Aoife, Gretta's youngest daughter, we learn, came into the world too fast and inconveniently, and in the months that followed "howled incessantly", driving her mother to tranquillisers. Her first months in the world were not just difficult for Gretta, but also for Monica, who saw her mother turn into a "ghost-like wisp of a woman", and longed for her to return "to being the way she used to be, before all this: large and in love with life, always popping in and out of other people's houses or jamming on her hat to go and see the priest".
O'Farrell, like Rachel Cusk who has created similar explorations of the family, is particularly deft at describing the struggles, triumphs and losses of motherhood. Notably eloquent are her depictions of Claire, Michael Francis's wife, as seen through her husband's eyes. Up until recently, we learn, she moved around almost always with one or two of her children attached. "He never saw her outline," O'Farrell writes. "She had become like one of those matryoshka dolls with the long-lashed eyes and the swirl-painted hair, always containing smaller versions of herself."
We see the mourning of that intimacy further down the line in Gretta, whose house is littered still with the memories of her small children. "The air, for Gretta, still rings with their cries, their squabbles, their triumphs, their small griefs. She cannot believe that time of life is over. For her, it all happened and is still happening and will happen for ever. The very bricks, mortar and plaster of this house are saturated with the lives of her three children. She cannot believe they have gone.
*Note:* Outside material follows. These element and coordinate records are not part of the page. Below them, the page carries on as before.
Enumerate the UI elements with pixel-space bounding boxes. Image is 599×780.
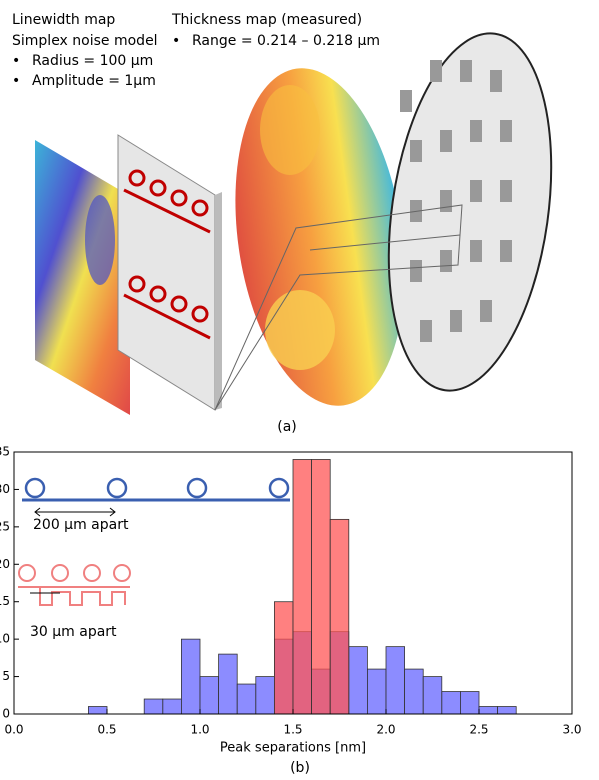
diagram: Linewidth map Simplex noise model • Radiu… [12,12,572,435]
annotation: 200 µm apart [33,517,129,533]
bar [237,684,256,714]
bar [256,677,275,714]
y-tick-label: 25 [0,519,10,533]
x-axis-label: Peak separations [nm] [220,741,366,756]
bar [405,669,424,714]
y-tick-label: 10 [0,632,10,646]
bar [163,699,182,714]
bar [386,647,405,714]
bar [423,677,442,714]
label: Amplitude = 1µm [32,73,156,89]
x-tick-label: 1.5 [283,723,302,737]
bullet: • [12,73,20,89]
x-tick-label: 2.0 [376,723,395,737]
caption: (b) [290,760,310,776]
bar [442,692,461,714]
label: Thickness map (measured) [171,12,362,28]
bar [200,677,219,714]
bar [479,707,498,714]
bar [293,459,312,714]
x-tick-label: 3.0 [562,723,581,737]
bar [274,602,293,714]
x-tick-label: 1.0 [190,723,209,737]
label: Range = 0.214 – 0.218 µm [192,33,380,49]
figure: Linewidth map Simplex noise model • Radiu… [0,0,599,780]
bar [144,699,163,714]
y-tick-label: 0 [2,707,10,721]
x-tick-label: 0.0 [4,723,23,737]
label: Simplex noise model [12,33,158,49]
y-tick-label: 35 [0,445,10,459]
x-tick-label: 2.5 [469,723,488,737]
label: Linewidth map [12,12,115,28]
y-tick-label: 5 [2,669,10,683]
label: Radius = 100 µm [32,53,153,69]
annotation: 30 µm apart [30,624,117,640]
y-tick-label: 15 [0,594,10,608]
bar [330,519,349,714]
y-tick-label: 30 [0,482,10,496]
bar [460,692,479,714]
caption: (a) [277,419,297,435]
bar [88,707,107,714]
bar [349,647,368,714]
x-tick-label: 0.5 [97,723,116,737]
bar [312,459,331,714]
histogram: 0 5 10 15 20 25 30 35 0.0 0.5 1.0 1.5 2.0 2.5 3.0 Peak … [0,445,582,777]
bullet: • [172,33,180,49]
bar [498,707,517,714]
y-tick-label: 20 [0,557,10,571]
bar [181,639,200,714]
bar [367,669,386,714]
bullet: • [12,53,20,69]
bar [219,654,238,714]
legend-icons [18,479,290,605]
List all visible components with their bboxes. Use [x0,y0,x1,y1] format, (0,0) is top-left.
And that they are back."
Gretta, who wears giant floral smocks, pops pills and likes to talk so much that when her husband disappears her temples ache from stories "not spoken, unlistened to", is perhaps O'Farrell's most compelling creation. "Why did she have to be so overweight, so eccentrically dressed, so loud, so uninhibited, so wild-haired, so keen to tell everyone her life story?" ponders Michael Francis.
A fabulous, often comic figure, she seems to sum up the beauties and flaws of an old Irish-Catholic way of living. O'Farrell does not indulge in a great deal of cultural analysis but, when she does do so, it's here in this affectionate if also critical depiction of a generation who fled poverty in their homeland. But the beauty of O'Farrell's writing is not in its historical detail. Nor is it in any Jonathan Franzen-style skewering of our own generation's foibles. What she does is burrow into the hot, unchanging depths of family. She uses the bright light of her Bunsen burner to lay family bare, to make us ponder its dark hiding places. And it is decidedly moreish.